This work points out that how to utilize low-level performance of a hierarchical storage system.
Motivation: The differences between today’s neighboring storage layers are less clear and even overlapping (depending on workloads)
Usually, in hybrid storage system, there would be two or more layers including performance devices and capacity devices. The former is small but fast, and the latter is big and cheap but slow. However after new storage devices come to world, like Optane and NVMe SSD, the border among layers are becoming blind: low-level devices can achieve similar performance with higher ones on some workloads.
Especially when the high level devices is saturated and over utilized, cache hit rate would be affected a lot. And the whole system’s performance would be limited by the highest level.
So as a result, their optimized design NHC cache controller will dynamically offload some requests to low levels to utilize lower level performance while not lossing fast caching performance.
question:
send requests to lower level would lead to tail latency problem?
related work: LBICA [DATE ‘19] offload some read requests from SSD to HDD…
As the figure shows above, the bigger performance gap between splitting (split requests to appropriate level ideally) and caching, the smaller two level devices’ performance gap.
lots of experiments as a part of motivation is redundant here? since we can raise an extreme example that we split DRAM into 2 pieces, one for cache and one for storage. And of course the performance would degrade…
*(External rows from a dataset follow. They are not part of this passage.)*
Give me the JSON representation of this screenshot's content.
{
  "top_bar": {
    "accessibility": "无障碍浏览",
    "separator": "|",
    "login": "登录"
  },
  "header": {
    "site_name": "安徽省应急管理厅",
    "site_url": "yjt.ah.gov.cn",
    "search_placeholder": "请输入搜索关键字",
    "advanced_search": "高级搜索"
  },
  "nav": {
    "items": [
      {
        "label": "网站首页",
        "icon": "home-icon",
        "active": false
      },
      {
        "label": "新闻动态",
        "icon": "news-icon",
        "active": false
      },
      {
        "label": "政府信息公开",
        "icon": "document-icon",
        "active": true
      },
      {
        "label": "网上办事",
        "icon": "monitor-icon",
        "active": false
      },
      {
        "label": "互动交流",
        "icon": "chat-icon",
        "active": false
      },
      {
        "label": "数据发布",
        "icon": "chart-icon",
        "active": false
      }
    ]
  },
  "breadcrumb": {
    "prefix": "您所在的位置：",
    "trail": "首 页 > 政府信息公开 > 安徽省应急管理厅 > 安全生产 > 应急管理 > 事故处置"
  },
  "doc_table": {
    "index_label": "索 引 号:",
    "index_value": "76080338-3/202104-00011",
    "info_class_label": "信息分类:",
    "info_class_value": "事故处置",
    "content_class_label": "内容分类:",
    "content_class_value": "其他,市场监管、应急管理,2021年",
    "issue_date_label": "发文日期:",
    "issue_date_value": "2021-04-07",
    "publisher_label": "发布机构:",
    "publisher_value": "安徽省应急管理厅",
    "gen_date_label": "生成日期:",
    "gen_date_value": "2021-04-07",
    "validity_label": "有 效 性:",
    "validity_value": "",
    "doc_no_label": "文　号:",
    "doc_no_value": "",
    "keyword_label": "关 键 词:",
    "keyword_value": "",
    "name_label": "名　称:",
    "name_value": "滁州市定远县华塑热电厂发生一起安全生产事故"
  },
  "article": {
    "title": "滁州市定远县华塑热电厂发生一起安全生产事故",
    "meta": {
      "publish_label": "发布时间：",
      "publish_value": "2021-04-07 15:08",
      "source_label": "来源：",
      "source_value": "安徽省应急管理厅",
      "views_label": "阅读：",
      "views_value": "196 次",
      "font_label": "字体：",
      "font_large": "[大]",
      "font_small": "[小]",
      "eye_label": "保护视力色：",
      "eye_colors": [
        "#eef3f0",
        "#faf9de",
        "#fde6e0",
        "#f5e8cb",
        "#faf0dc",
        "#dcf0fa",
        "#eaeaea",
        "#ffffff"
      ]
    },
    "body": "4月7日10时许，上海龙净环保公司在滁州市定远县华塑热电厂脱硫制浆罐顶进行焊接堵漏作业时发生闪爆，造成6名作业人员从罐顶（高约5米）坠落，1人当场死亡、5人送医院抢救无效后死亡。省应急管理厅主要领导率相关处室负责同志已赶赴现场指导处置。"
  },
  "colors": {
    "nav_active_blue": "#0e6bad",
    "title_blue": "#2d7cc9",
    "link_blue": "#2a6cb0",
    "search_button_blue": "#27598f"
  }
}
So the increasing of hit rates of cache system can’t bring extra throughput if the cache devices reach their maximum performance. While the misses will lead to unnecessary data movement at the same time.
archi
- When cache system is warming up, NHC scheduler would perform classic caching scheme (like LRU…) to make sure NHC will perform as well or better than classic caching. NHC will end this phase when the hit rate is stable and the performance is near peak.
- After high level is stable, NHC scheduler will adjust load between devices to increase low level’s performance while not decreasing high level’s. The threshold here is adaptively changing according to performance. Data selection is random sampling.
Only one parameter, the splitting ratio, will be tuned.
This paper use a number of terms to indicate detailed algorithm, which makes whole some parts look like source codes… Seems like it’s unnecessary?
implementation
they implement Orthus-KV based on WiscKey.
old caching strategies are limited by high level’s performance
average latency is reduced by up to 42%.
extra CPU overhead:0~2%
Using ZippyDB benchmarks as dynamic workloads
the performance metrics are chosen manually. Throughput and average latency are easier to increase here.
this figure is interesting… Some weakness behind tail latency?
refer
- Wu, Kan, et al. “The Storage Hierarchy is Not a Hierarchy: Optimizing Caching on Modern Storage Devices with Orthus.” 19th {USENIX} Conference on File and Storage Technologies ({FAST} 21). 2021.